2020-08-19 20:00:18

by Gao Xiang

[permalink] [raw]
Subject: [PATCH] mm, THP, swap: fix allocating cluster for swapfile by mistake

SWP_FS doesn't mean the device is file-backed swap device,
which just means each writeback request should go through fs
by DIO. Or it'll just use extents added by .swap_activate(),
but it also works as file-backed swap device.

So in order to achieve the goal of the original patch,
SWP_BLKDEV should be used instead.

FS corruption can be observed with SSD device + XFS +
fragmented swapfile due to CONFIG_THP_SWAP=y.

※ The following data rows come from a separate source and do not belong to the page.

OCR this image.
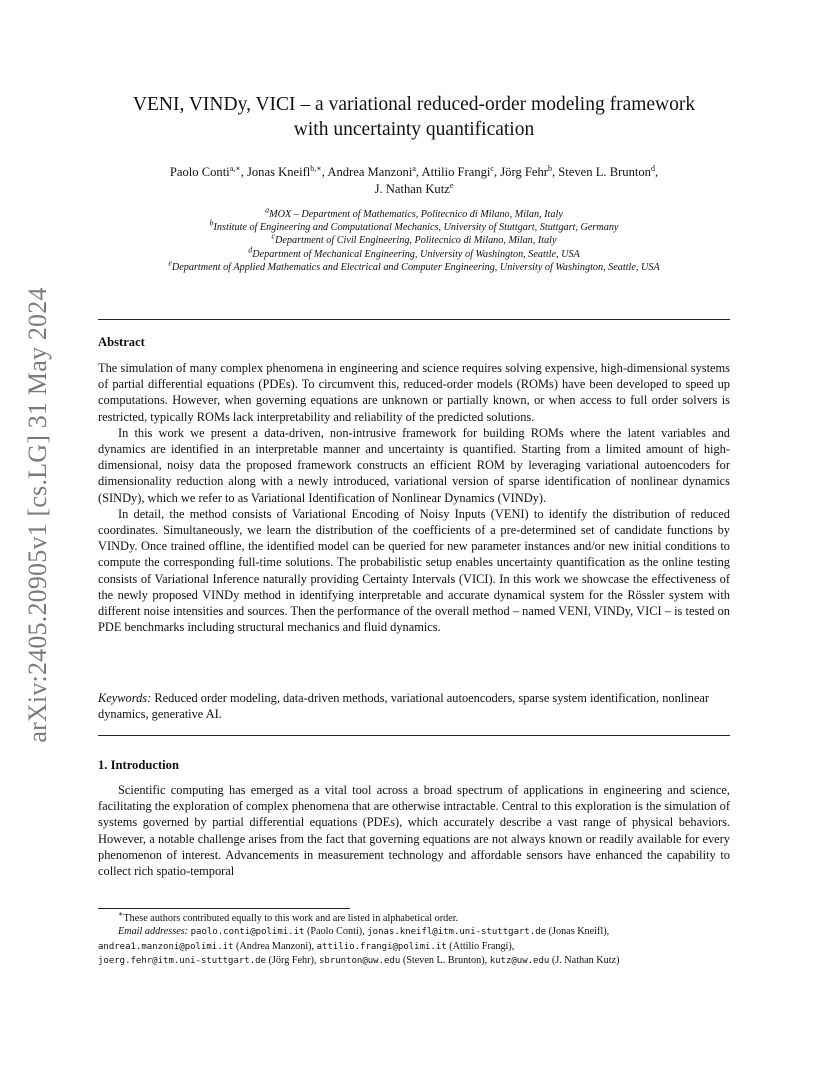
arXiv:2405.20905v1 [cs.LG] 31 May 2024
VENI, VINDy, VICI – a variational reduced-order modeling framework
with uncertainty quantification
Paolo Conti$^{a,∗}$, Jonas Kneifl$^{b,∗}$, Andrea Manzoni$^a$, Attilio Frangi$^c$, Jörg Fehr$^b$, Steven L. Brunton$^d$,
J. Nathan Kutz$^e$
$^a$MOX – Department of Mathematics, Politecnico di Milano, Milan, Italy
$^b$Institute of Engineering and Computational Mechanics, University of Stuttgart, Stuttgart, Germany
$^c$Department of Civil Engineering, Politecnico di Milano, Milan, Italy
$^d$Department of Mechanical Engineering, University of Washington, Seattle, USA
$^e$Department of Applied Mathematics and Electrical and Computer Engineering, University of Washington, Seattle, USA
Abstract

The simulation of many complex phenomena in engineering and science requires solving expensive, high-dimensional systems of partial differential equations (PDEs). To circumvent this, reduced-order models (ROMs) have been developed to speed up computations. However, when governing equations are unknown or partially known, or when access to full order solvers is restricted, typically ROMs lack interpretability and reliability of the predicted solutions.

In this work we present a data-driven, non-intrusive framework for building ROMs where the latent variables and dynamics are identified in an interpretable manner and uncertainty is quantified. Starting from a limited amount of high-dimensional, noisy data the proposed framework constructs an efficient ROM by leveraging variational autoencoders for dimensionality reduction along with a newly introduced, variational version of sparse identification of nonlinear dynamics (SINDy), which we refer to as Variational Identification of Nonlinear Dynamics (VINDy).

In detail, the method consists of Variational Encoding of Noisy Inputs (VENI) to identify the distribution of reduced coordinates. Simultaneously, we learn the distribution of the coefficients of a pre-determined set of candidate functions by VINDy. Once trained offline, the identified model can be queried for new parameter instances and/or new initial conditions to compute the corresponding full-time solutions. The probabilistic setup enables uncertainty quantification as the online testing consists of Variational Inference naturally providing Certainty Intervals (VICI). In this work we showcase the effectiveness of the newly proposed VINDy method in identifying interpretable and accurate dynamical system for the Rössler system with different noise intensities and sources. Then the performance of the overall method – named VENI, VINDy, VICI – is tested on PDE benchmarks including structural mechanics and fluid dynamics.

Keywords: Reduced order modeling, data-driven methods, variational autoencoders, sparse system identification, nonlinear dynamics, generative AI.
1. Introduction

Scientific computing has emerged as a vital tool across a broad spectrum of applications in engineering and science, facilitating the exploration of complex phenomena that are otherwise intractable. Central to this exploration is the simulation of systems governed by partial differential equations (PDEs), which accurately describe a vast range of physical behaviors. However, a notable challenge arises from the fact that governing equations are not always known or readily available for every phenomenon of interest. Advancements in measurement technology and affordable sensors have enhanced the capability to collect rich spatio-temporal

∗These authors contributed equally to this work and are listed in alphabetical order.
Email addresses: paolo.conti@polimi.it (Paolo Conti), jonas.kneifl@itm.uni-stuttgart.de (Jonas Kneifl),
andrea1.manzoni@polimi.it (Andrea Manzoni), attilio.frangi@polimi.it (Attilio Frangi),
joerg.fehr@itm.uni-stuttgart.de (Jörg Fehr), sbrunton@uw.edu (Steven L. Brunton), kutz@uw.edu (J. Nathan Kutz)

Fixes: f0eea189e8e9 ("mm, THP, swap: Don't allocate huge cluster for file backed swap device")
Fixes: 38d8b4e6bdc8 ("mm, THP, swap: delay splitting THP during swap out")
Cc: "Huang, Ying" <[email protected]>
Cc: stable <[email protected]>
Signed-off-by: Gao Xiang <[email protected]>
---

I reproduced the issue with the following details:

Environment:
QEMU + upstream kernel + buildroot + NVMe (2 GB)

Kernel config:
CONFIG_BLK_DEV_NVME=y
CONFIG_THP_SWAP=y

Some reproducable steps:
mkfs.xfs -f /dev/nvme0n1
mkdir /tmp/mnt
mount /dev/nvme0n1 /tmp/mnt
bs="32k"
sz="1024m" # doesn't matter too much, I also tried 16m
xfs_io -f -c "pwrite -R -b $bs 0 $sz" -c "fdatasync" /tmp/mnt/sw
xfs_io -f -c "pwrite -R -b $bs 0 $sz" -c "fdatasync" /tmp/mnt/sw
xfs_io -f -c "pwrite -R -b $bs 0 $sz" -c "fdatasync" /tmp/mnt/sw
xfs_io -f -c "pwrite -F -S 0 -b $bs 0 $sz" -c "fdatasync" /tmp/mnt/sw
xfs_io -f -c "pwrite -R -b $bs 0 $sz" -c "fsync" /tmp/mnt/sw

mkswap /tmp/mnt/sw
swapon /tmp/mnt/sw

stress --vm 2 --vm-bytes 600M # doesn't matter too much as well

Symptoms:
- FS corruption (e.g. checksum failure)
- memory corruption at: 0xd2808010
- segfault
...

mm/swapfile.c | 2 +-
1 file changed, 1 insertion(+), 1 deletion(-)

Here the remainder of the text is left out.